6. More, better NoSQL
According to Chris Curran, NoSQL databases are gaining momentum as popular alternatives to traditional relational databases for specific kinds of analytic applications. Curran estimates that around 15-20 open-source NoSQL databases currently exist, each with its own specialization.
One example is the article of a NoSQL database in action involves the use of sensors on store shelves to monitor products, how long customers handle them, and how long customers linger in front of particular shelves. “These sensors are spewing off streams of data that will grow exponentially,” Curran says. “A NoSQL key-value pair database is the place to go for this because it’s special-purpose, high-performance, and lightweight.”
7. Deep learning
Deep learning “is still evolving but shows great potential for solving business problems,” Hopkins claims.
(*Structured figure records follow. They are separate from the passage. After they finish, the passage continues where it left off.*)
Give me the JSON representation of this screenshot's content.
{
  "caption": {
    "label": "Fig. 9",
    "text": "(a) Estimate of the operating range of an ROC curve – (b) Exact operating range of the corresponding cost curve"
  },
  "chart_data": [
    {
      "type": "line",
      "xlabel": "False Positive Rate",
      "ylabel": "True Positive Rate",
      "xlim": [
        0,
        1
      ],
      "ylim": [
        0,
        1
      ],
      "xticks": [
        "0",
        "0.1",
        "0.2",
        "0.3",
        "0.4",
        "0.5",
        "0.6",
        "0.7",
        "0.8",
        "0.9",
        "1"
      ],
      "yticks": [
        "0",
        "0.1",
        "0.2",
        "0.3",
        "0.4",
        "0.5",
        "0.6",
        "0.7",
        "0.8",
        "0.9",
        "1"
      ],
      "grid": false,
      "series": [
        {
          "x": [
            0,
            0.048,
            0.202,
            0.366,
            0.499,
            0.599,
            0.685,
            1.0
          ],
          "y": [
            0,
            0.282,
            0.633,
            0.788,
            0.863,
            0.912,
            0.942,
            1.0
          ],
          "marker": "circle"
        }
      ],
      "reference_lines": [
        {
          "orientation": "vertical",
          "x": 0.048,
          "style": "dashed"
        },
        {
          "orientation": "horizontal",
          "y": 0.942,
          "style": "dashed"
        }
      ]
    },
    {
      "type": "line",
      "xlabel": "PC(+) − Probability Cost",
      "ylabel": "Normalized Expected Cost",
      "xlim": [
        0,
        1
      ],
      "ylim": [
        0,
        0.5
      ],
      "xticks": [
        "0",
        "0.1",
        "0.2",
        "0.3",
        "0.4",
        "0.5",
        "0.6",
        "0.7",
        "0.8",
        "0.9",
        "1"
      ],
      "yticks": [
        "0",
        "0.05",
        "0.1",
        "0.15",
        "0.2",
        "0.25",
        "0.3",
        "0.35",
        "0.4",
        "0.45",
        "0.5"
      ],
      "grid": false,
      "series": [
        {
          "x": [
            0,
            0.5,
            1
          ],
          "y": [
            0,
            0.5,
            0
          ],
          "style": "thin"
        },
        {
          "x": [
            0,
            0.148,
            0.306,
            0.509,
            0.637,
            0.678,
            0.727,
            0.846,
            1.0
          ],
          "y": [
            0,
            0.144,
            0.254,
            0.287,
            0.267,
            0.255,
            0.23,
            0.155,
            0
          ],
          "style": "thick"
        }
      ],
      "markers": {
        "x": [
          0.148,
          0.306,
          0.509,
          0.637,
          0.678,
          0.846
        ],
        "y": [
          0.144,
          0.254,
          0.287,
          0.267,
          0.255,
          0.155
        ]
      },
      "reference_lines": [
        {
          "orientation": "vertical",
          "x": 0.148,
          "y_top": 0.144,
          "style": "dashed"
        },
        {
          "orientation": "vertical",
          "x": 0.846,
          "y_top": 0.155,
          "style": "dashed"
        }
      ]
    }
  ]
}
Using deep learning, Hopkins explains, computers can recognize “items of interest” in massive volumes of unstructured and binary data, deducing relationships without relying on specific models or programming instructions. As an example, Hopkins cites a deep learning algorithm that examined Wikipedia data and learned on its own that California and Texas are both states in the U.S. According to Hopkins what makes that learning method different from older machine learning is that “it did not have to be modeled to understand the concept of a state and country.”
In the future, Hopkins feels that big data will make use of deep learning techniques “in ways that we are now only beginning to understand.” According to Hopkins, “This notion of cognitive engagement, advanced analytics and the things it implies . . . is an important future trend.”
8. In-memory analytics
The last trend discussed in Mitchell’s article is the increasing use of in-memory databases to speed up the analytics process. Beyer points out that many businesses are already using Hybrid Transaction/Analytical Processing (HTAP) where both transactions and analytic processing reside in the same in-memory database. However, he cautions that HTAP has been overhyped and is consequently being overused, especially for users who need to see the same data multiple times in the same day and the data doesn’t significantly change. Bringing in an in-memory database, Beyer argues, means there’s another product to manage, secure, and figure out how to integrate and scale.” Loconzolo at Intuit basically agrees with Beyer. “If we can solve 70 percent of our use cases with Spark infrastructure and an in-memory system could solve 100 percent,” he says, “we’ll go with the 70 percent in our analytic cloud.”
Which of these Hadoop industry trends will take hold in the future? Only time, and perhaps predictive analytics will tell.